As to your question on hand clearance, unless you are hammer fisting it instead of doing a proper pinch grip, most of your clearance comes from the blade height of which there should be no issue with on a 2" blade and then the blade angle in relation to the cutting board and handle. A downward angled handle will only have an impact on it from being angled down to far which would be uncomfortable anyways. Another brand to look at would be ErgoChef. There knives are all designed around having a hat sort of handle. This is what I have observed. The grips are one of the most important parts though, as your hand in the pinch grip sits on the first 2.5" - 4" depending on the balance point of the knife. That would be compared to a hammer grip that takes up most of the handle normally and does not provide nearly the same level of control, accuracy, and safety as a pinch grip with good bear claw technique. That being said, I have not actually made knives, just refurbished, sharpened, and thinned them.
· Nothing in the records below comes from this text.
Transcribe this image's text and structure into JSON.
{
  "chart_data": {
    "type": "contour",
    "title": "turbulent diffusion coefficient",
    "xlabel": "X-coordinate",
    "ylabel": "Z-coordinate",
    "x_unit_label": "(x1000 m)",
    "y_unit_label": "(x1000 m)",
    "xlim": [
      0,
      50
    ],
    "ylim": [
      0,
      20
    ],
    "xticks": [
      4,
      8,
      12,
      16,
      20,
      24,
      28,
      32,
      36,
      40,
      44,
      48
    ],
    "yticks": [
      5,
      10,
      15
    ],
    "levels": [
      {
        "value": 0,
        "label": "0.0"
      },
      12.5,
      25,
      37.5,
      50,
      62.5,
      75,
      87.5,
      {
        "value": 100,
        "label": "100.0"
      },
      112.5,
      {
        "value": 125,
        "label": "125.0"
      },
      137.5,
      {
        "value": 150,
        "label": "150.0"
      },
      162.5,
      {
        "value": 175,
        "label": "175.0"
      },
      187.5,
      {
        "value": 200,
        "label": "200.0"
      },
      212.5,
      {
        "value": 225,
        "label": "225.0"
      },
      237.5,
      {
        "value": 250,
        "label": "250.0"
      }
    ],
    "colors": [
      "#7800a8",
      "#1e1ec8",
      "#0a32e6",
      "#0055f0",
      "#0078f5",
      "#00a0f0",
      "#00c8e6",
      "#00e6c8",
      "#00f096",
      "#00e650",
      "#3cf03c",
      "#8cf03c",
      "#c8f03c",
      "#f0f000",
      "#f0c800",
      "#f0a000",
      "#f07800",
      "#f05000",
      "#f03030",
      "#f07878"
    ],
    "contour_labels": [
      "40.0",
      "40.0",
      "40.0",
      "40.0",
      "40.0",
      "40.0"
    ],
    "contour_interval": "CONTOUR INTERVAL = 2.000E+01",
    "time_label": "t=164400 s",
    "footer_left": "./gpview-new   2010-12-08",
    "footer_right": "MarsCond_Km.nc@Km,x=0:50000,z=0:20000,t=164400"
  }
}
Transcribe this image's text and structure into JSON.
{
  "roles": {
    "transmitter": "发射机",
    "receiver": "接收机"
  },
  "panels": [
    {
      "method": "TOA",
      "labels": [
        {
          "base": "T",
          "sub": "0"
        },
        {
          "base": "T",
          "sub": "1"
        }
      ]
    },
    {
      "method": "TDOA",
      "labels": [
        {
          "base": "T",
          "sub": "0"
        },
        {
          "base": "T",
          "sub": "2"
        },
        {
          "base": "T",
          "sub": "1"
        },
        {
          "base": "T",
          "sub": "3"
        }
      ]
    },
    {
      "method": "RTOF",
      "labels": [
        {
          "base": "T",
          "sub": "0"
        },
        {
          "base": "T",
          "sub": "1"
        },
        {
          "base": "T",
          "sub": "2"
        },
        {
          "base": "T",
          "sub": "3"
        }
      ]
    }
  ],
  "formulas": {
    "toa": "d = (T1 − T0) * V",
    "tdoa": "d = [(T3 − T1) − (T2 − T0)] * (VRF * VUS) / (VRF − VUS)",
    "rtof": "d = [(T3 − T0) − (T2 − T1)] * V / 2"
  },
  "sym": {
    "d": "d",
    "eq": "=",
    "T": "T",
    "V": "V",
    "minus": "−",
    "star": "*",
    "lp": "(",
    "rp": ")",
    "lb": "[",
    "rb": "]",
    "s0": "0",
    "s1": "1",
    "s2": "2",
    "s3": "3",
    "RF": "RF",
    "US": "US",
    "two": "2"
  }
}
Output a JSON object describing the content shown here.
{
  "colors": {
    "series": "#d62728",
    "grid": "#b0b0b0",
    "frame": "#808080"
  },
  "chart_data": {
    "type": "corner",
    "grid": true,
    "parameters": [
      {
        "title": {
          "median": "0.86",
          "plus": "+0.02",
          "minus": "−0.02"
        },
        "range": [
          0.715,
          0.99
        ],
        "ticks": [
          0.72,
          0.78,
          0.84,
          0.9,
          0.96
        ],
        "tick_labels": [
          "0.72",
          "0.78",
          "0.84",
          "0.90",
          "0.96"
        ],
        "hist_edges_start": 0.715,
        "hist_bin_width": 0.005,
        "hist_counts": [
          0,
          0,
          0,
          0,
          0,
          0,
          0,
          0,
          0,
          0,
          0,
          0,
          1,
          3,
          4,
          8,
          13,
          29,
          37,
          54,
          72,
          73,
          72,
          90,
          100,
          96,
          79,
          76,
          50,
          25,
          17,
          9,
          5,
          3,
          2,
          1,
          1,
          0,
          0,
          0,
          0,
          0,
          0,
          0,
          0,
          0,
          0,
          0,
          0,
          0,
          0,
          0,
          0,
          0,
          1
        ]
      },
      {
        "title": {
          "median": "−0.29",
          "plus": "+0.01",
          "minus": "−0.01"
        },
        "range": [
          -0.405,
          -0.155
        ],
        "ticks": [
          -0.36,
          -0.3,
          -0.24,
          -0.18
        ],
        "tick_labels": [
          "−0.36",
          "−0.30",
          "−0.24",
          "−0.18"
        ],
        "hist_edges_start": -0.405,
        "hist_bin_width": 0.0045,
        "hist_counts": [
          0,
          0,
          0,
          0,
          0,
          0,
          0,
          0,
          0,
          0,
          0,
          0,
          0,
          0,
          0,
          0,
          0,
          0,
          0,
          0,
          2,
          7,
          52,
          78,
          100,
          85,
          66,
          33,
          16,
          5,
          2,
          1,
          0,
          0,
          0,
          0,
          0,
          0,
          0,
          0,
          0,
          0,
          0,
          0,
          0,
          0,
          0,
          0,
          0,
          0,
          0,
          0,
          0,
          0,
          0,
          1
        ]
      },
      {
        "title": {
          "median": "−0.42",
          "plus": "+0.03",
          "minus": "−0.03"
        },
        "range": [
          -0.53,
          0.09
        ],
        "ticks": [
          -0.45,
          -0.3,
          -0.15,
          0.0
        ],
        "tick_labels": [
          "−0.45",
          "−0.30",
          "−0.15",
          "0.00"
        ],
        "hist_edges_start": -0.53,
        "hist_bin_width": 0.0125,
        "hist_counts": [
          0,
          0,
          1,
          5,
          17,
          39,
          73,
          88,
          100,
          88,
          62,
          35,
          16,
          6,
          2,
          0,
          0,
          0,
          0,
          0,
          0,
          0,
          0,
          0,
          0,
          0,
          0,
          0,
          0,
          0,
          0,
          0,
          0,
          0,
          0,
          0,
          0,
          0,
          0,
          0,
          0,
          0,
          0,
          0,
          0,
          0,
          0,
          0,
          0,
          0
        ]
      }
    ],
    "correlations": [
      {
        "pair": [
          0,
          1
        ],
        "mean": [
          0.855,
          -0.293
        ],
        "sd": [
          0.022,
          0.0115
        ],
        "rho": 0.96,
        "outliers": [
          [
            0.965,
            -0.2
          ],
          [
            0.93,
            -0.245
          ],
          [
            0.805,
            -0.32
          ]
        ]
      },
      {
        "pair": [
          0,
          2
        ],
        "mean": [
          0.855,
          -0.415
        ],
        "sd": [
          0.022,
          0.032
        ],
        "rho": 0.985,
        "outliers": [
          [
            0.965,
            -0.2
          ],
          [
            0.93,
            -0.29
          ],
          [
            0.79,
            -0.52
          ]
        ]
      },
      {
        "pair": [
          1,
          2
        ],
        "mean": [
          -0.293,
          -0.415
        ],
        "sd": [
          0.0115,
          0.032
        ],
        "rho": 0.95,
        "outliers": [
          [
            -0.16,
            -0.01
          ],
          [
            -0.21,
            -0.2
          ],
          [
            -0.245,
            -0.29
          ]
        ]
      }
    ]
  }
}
I do try to ask people about their experiences with knives, I do follow up with customers to see how well the edge is holding up to see if I need to do stuff better so they get a better lasting edge, and I try to use every knife I get and see how they feel in actual use. I am going to get the outline made in wood and see how that feels. If you have any good suggestions on what might help the handle function better, I am open, as it seems you have a good deal of experience in knife making and know what you are talking about. I also definitely agree on having it be completely flat on further thought, as I just tried a Tramontia professional chefs knife that has that and it sticks really bad on the rocking. I think a big part of it is the extra friction from more edge contact, and the other would be that more edge is able to bite I to the wood at once, and thus necessitates more force be used to rock it back and forth instead of being a smooth flow which comes from as said even a slight curvature that helps reduce how much edge is in contact with the board at any one time.On this particular knife I am going to try to have it centered just behind the transition line between the handle and the rest of the knife.

I was wondering if you have any experience working with Jarod, and then how good of a job does he do with doing heat treating? I have seen him, Pete's, and one more that have been recommended, and that people did not seem to have issues with.

And again, thanks for all the help and helpful critiques! I greatly appreciate it!